The Pow Wow is a great way to learn about Native American life and culture. When you attend, please remember to be respectful. You may choose to go for entertainment purposes but the Native Americans are there for ceremonial reasons. Be prepared with sunscreen, hats, and water, as you won’t find a lot of shade, and bleachers for the ceremonial dances are located directly in the sun.
If you’re road tripping in late June or July, you may wish to make a slight detour to 23038 Gessling Road to visit the Blueberry Hill Family Farm. This family-owned and operated farm offers 15 acres of you-pick blueberries.
Mohican Wilderness, a 600-acre campground, soon follows on the left-hand side. The campground features the Kenhurst Village with a replica of an old train station, several log cabins, and an 1880 schoolhouse. On the weekends, you may see a weaver, blacksmith, and carpenter re-enacting 19th-century trades. If you’re looking for a scenic spot for a wedding, the gazebo is a great spot for the ceremony and the rustic barn serves as an ideal on-site reception venue.
Other notable sites along the byway include a historic log cabin that has been carefully preserved, Walnut Grove School #10, Tree Frog Canopy, two historic barns from the 1880s and 1890s, and a 1913 Sears, Roebuck, and Company kit home. These kit homes were primarily sold between 1908 and 1940.
The parking lot of the Walnut Grove School is a great spot to stop for a picnic lunch, in or out of your car. Take a hike up the hill directly across the street to visit a historic cemetery or peek across Wally Road Scenic Byway at the Bridge to Yesteryear that is spans a ditch in what is the Mohican Wildnerness campground. The parking lot is shared with Tree Frog Canopy which is Ohio’s only dual-cable zipline and reaches speeds over 50 miles an hour!
You’ll find the final highlight along the route in Greer. The unique brick building was built circa 1920 and is the former post office/dance hall. From here, you can continue on the Amish Country Byway or turn around and retrace your route to get another perspective of the things you saw. If you like seeking out covered bridges, you’ll find the Bridge of Dreams a short 10-15 minute drive away.

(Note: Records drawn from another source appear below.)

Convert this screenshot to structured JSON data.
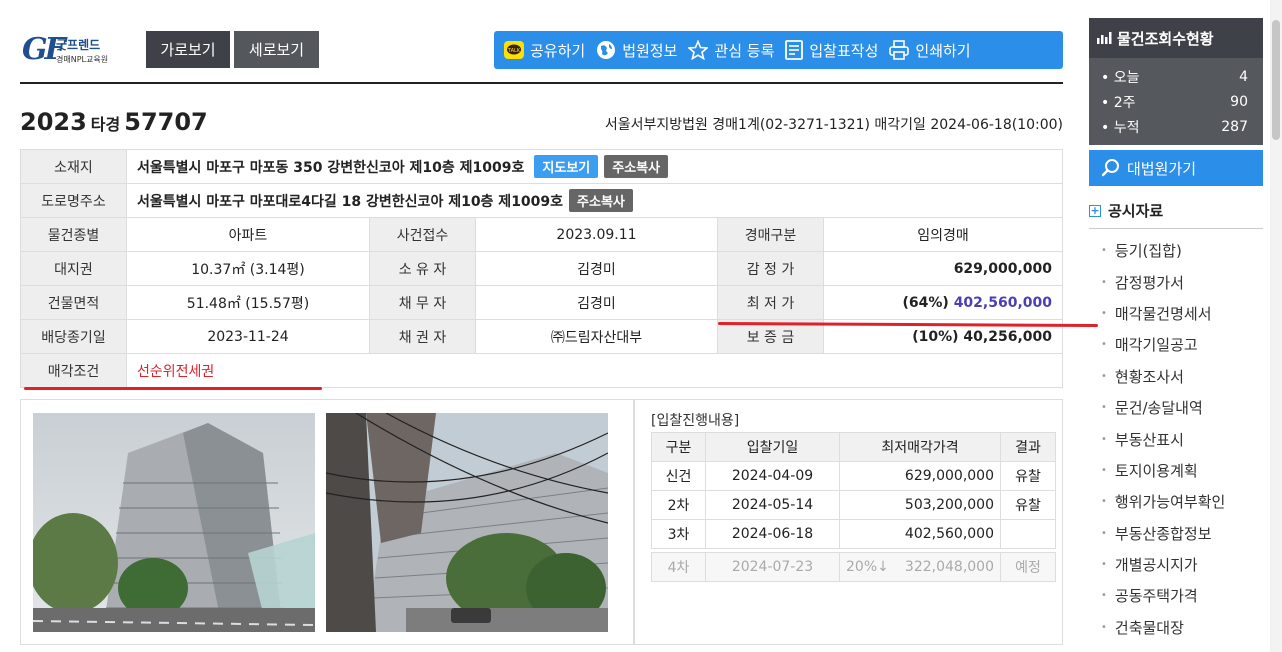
{
  "logo": {
    "mark": "GF",
    "name": "굿프렌드",
    "sub": "경매NPL교육원"
  },
  "view": {
    "horizontal": "가로보기",
    "vertical": "세로보기"
  },
  "toolbar": [
    {
      "icon": "kakao-talk-icon",
      "label": "공유하기"
    },
    {
      "icon": "globe-icon",
      "label": "법원정보"
    },
    {
      "icon": "star-icon",
      "label": "관심 등록"
    },
    {
      "icon": "document-icon",
      "label": "입찰표작성"
    },
    {
      "icon": "printer-icon",
      "label": "인쇄하기"
    }
  ],
  "case": {
    "year": "2023",
    "type": "타경",
    "number": "57707"
  },
  "court_line": "서울서부지방법원 경매1계(02-3271-1321) 매각기일 2024-06-18(10:00)",
  "info": {
    "location_label": "소재지",
    "location": "서울특별시 마포구 마포동 350 강변한신코아 제10층 제1009호",
    "map_btn": "지도보기",
    "copy_btn": "주소복사",
    "road_label": "도로명주소",
    "road": "서울특별시 마포구 마포대로4다길 18 강변한신코아 제10층 제1009호",
    "copy_btn2": "주소복사",
    "type_label": "물건종별",
    "type": "아파트",
    "receipt_label": "사건접수",
    "receipt": "2023.09.11",
    "auction_kind_label": "경매구분",
    "auction_kind": "임의경매",
    "land_label": "대지권",
    "land": "10.37㎡ (3.14평)",
    "owner_label": "소 유 자",
    "owner": "김경미",
    "appraisal_label": "감 정 가",
    "appraisal": "629,000,000",
    "building_label": "건물면적",
    "building": "51.48㎡ (15.57평)",
    "debtor_label": "채 무 자",
    "debtor": "김경미",
    "min_label": "최 저 가",
    "min_pct": "(64%)",
    "min": "402,560,000",
    "dividend_label": "배당종기일",
    "dividend": "2023-11-24",
    "creditor_label": "채 권 자",
    "creditor": "㈜드림자산대부",
    "deposit_label": "보 증 금",
    "deposit": "(10%) 40,256,000",
    "condition_label": "매각조건",
    "condition": "선순위전세권"
  },
  "bid": {
    "title": "[입찰진행내용]",
    "headers": [
      "구분",
      "입찰기일",
      "최저매각가격",
      "결과"
    ],
    "rows": [
      [
        "신건",
        "2024-04-09",
        "629,000,000",
        "유찰"
      ],
      [
        "2차",
        "2024-05-14",
        "503,200,000",
        "유찰"
      ],
      [
        "3차",
        "2024-06-18",
        "402,560,000",
        ""
      ]
    ],
    "future": {
      "round": "4차",
      "date": "2024-07-23",
      "pct": "20%↓",
      "price": "322,048,000",
      "result": "예정"
    }
  },
  "sidebar": {
    "title": "물건조회수현황",
    "stats": [
      {
        "label": "• 오늘",
        "value": "4"
      },
      {
        "label": "• 2주",
        "value": "90"
      },
      {
        "label": "• 누적",
        "value": "287"
      }
    ],
    "court_btn": "대법원가기",
    "public_title": "공시자료",
    "docs": [
      "등기(집합)",
      "감정평가서",
      "매각물건명세서",
      "매각기일공고",
      "현황조사서",
      "문건/송달내역",
      "부동산표시",
      "토지이용계획",
      "행위가능여부확인",
      "부동산종합정보",
      "개별공시지가",
      "공동주택가격",
      "건축물대장"
    ]
  },
  "colors": {
    "accent": "#2b8ee8",
    "dark": "#3e4147",
    "highlight": "#d9242c",
    "price": "#4a3fb5"
  }
}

Remember to keep your eyes open for those eagles I told you about! You may think about packing a pair of binoculars for your trip.
If you’re looking for a unique place to stay, you’re only minutes away from The Mohicans treehouse resort. You won’t want to miss a stay in one of their luxurious treehouses. Read my treehouses in Ohio post to see which ones I recommend (though you really can’t go wrong with any of them).
If treehouses aren’t your thing, you can find additional lodging options using the map below.
You’ll also find Landoll’s Mohican Castle a great option for overnight. In addition to castle rooms, they offer stable rooms and cottages and an on-site restaurant.
Mohican State Park Lodge is a short drive away and a great option for families.
Have you driven along the Wally Road Byway? If you have, I hope that you learned a couple of things you didn’t know before, and if you haven’t, I hope that I’ve piqued your curiosity and that you’ll consider exploring this part of Ohio.